Transcription

Direct observation of DNA rotation during transcription by Escherichia coli RNA polymerase. Harada, Y. et al. Nature 409 , 113?115 (2001) [Contents page]

Several years ago Kazuhiko Kinosita Jr and colleagues used an elegant single-molecule imaging system to show direct rotation of the F1-ATPase. Now they've done it again, this time with a DNA-based motor ? RNA polymerase. They show, in real time, that single RNA polymerase molecules attached to a glass surface can rotate DNA for over 100 revolutions, and predict that this technique could help in resolving the individual steps of transcription.

Immunology

ICOS co-stimulatory receptor is essential for T-cell activation and function. Dong. C. et al. Nature 409 , 97?101 (2001) [Contents page]

ICOS is critical for CD40-mediated antibody class switching. McAdam, A. J. et al. Nature 409 , 102?105 (2001) [Contents page]

ICOS is essential for effective T-helper-cell responses. Tafuri, A. et al. Nature 409 , 105?109 (2001) [Contents page]
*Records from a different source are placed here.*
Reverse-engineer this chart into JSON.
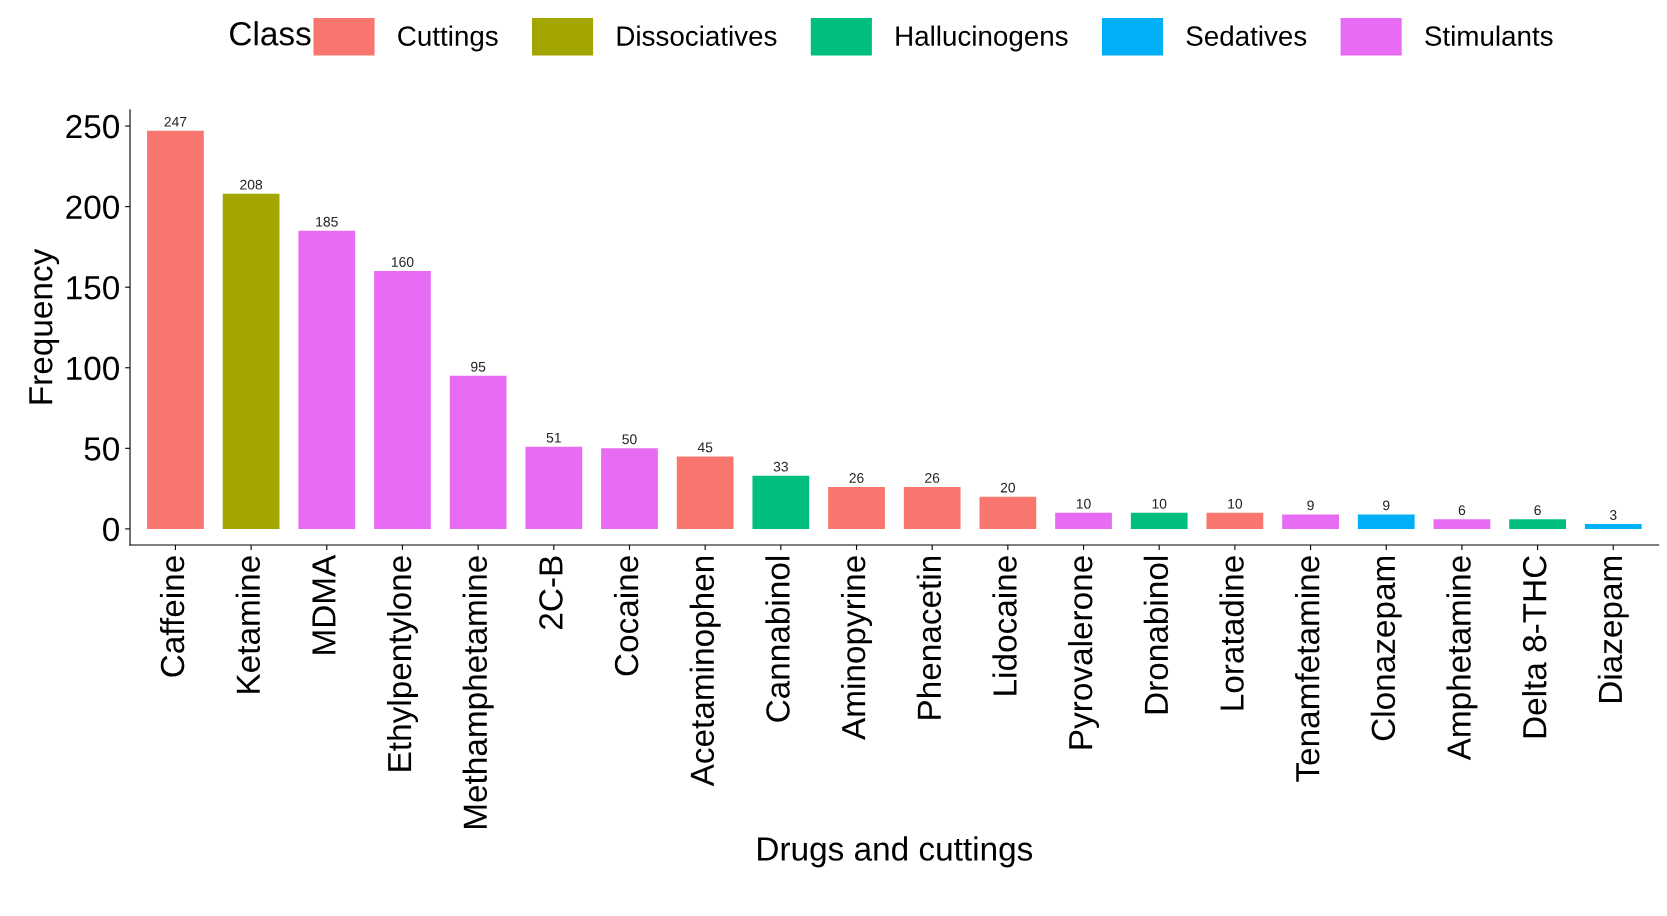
{
  "chart_data": {
    "type": "bar",
    "xlabel": "Drugs and cuttings",
    "ylabel": "Frequency",
    "legend_title": "Class",
    "categories": [
      "Caffeine",
      "Ketamine",
      "MDMA",
      "Ethylpentylone",
      "Methamphetamine",
      "2C-B",
      "Cocaine",
      "Acetaminophen",
      "Cannabinol",
      "Aminopyrine",
      "Phenacetin",
      "Lidocaine",
      "Pyrovalerone",
      "Dronabinol",
      "Loratadine",
      "Tenamfetamine",
      "Clonazepam",
      "Amphetamine",
      "Delta 8-THC",
      "Diazepam"
    ],
    "series": [
      {
        "name": "Cuttings",
        "color": "#f8766d",
        "values": [
          247,
          null,
          null,
          null,
          null,
          null,
          null,
          45,
          null,
          26,
          26,
          20,
          null,
          null,
          10,
          null,
          null,
          null,
          null,
          null
        ]
      },
      {
        "name": "Dissociatives",
        "color": "#a3a500",
        "values": [
          null,
          208,
          null,
          null,
          null,
          null,
          null,
          null,
          null,
          null,
          null,
          null,
          null,
          null,
          null,
          null,
          null,
          null,
          null,
          null
        ]
      },
      {
        "name": "Hallucinogens",
        "color": "#00bf7d",
        "values": [
          null,
          null,
          null,
          null,
          null,
          null,
          null,
          null,
          33,
          null,
          null,
          null,
          null,
          10,
          null,
          null,
          null,
          null,
          6,
          null
        ]
      },
      {
        "name": "Sedatives",
        "color": "#00b0f6",
        "values": [
          null,
          null,
          null,
          null,
          null,
          null,
          null,
          null,
          null,
          null,
          null,
          null,
          null,
          null,
          null,
          null,
          9,
          null,
          null,
          3
        ]
      },
      {
        "name": "Stimulants",
        "color": "#e76bf3",
        "values": [
          null,
          null,
          185,
          160,
          95,
          51,
          50,
          null,
          null,
          null,
          null,
          null,
          10,
          null,
          null,
          9,
          null,
          6,
          null,
          null
        ]
      }
    ],
    "ylim": [
      -10,
      260
    ],
    "yticks": [
      0,
      50,
      100,
      150,
      200,
      250
    ],
    "grid": false,
    "legend": "top",
    "data_labels": true
  }
}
Optimal T-cell activation requires an antigen-specific signal as well as a co-stimulatory signal which influences T-cell proliferation, cytokine secretion and the development of effector functions. ICOS is a member of the CD28/CTLA4 family of costimulatory molecules, and is expressed on activated T cells. Its ligand, B7RP-1/B7H, is expressed on B cells and macrophages. So this pair of molecules does not seem to be involved in initial T-cell activation, but at a later stage during T-cell interactions with B cells and macrophages. To characterize the function of ICOS, three groups have now generated ICOS-deficient mice. They show that ICOS is essential for efficient T/B-cell interactions and for antibody production in response to T-cell-dependent antigens. Knockout mice have defective germinal centre formation and immunoglobulin class-switching, as well as decreased T-cell production of interleukin-4 and interleukin-13. Further work is required to understand the complex nature of costimulation so that therapies can be designed to treat immune-mediated diseases.

Apoptosis

An alternative, nonapoptotic form of programmed cell death. Sperandio, S. et al. Proc. Natl Acad. Sci. USA 97 , 14376?14381 (2000) [PubMed]

The terms 'apoptosis' and 'programmed cell death' are often used interchangeably, but this paper describes a form of programmed cell death that fails to fulfil the criteria for apoptosis. Christened paraptosis ('next to' or 'related to' apoptosis), this form of cell death has a distinct morphology and biochemistry to apoptosis, it shows no response to caspase inhibitors or Bcl-xL, and it is mediated by an Apaf-1-independent caspase-9 activity.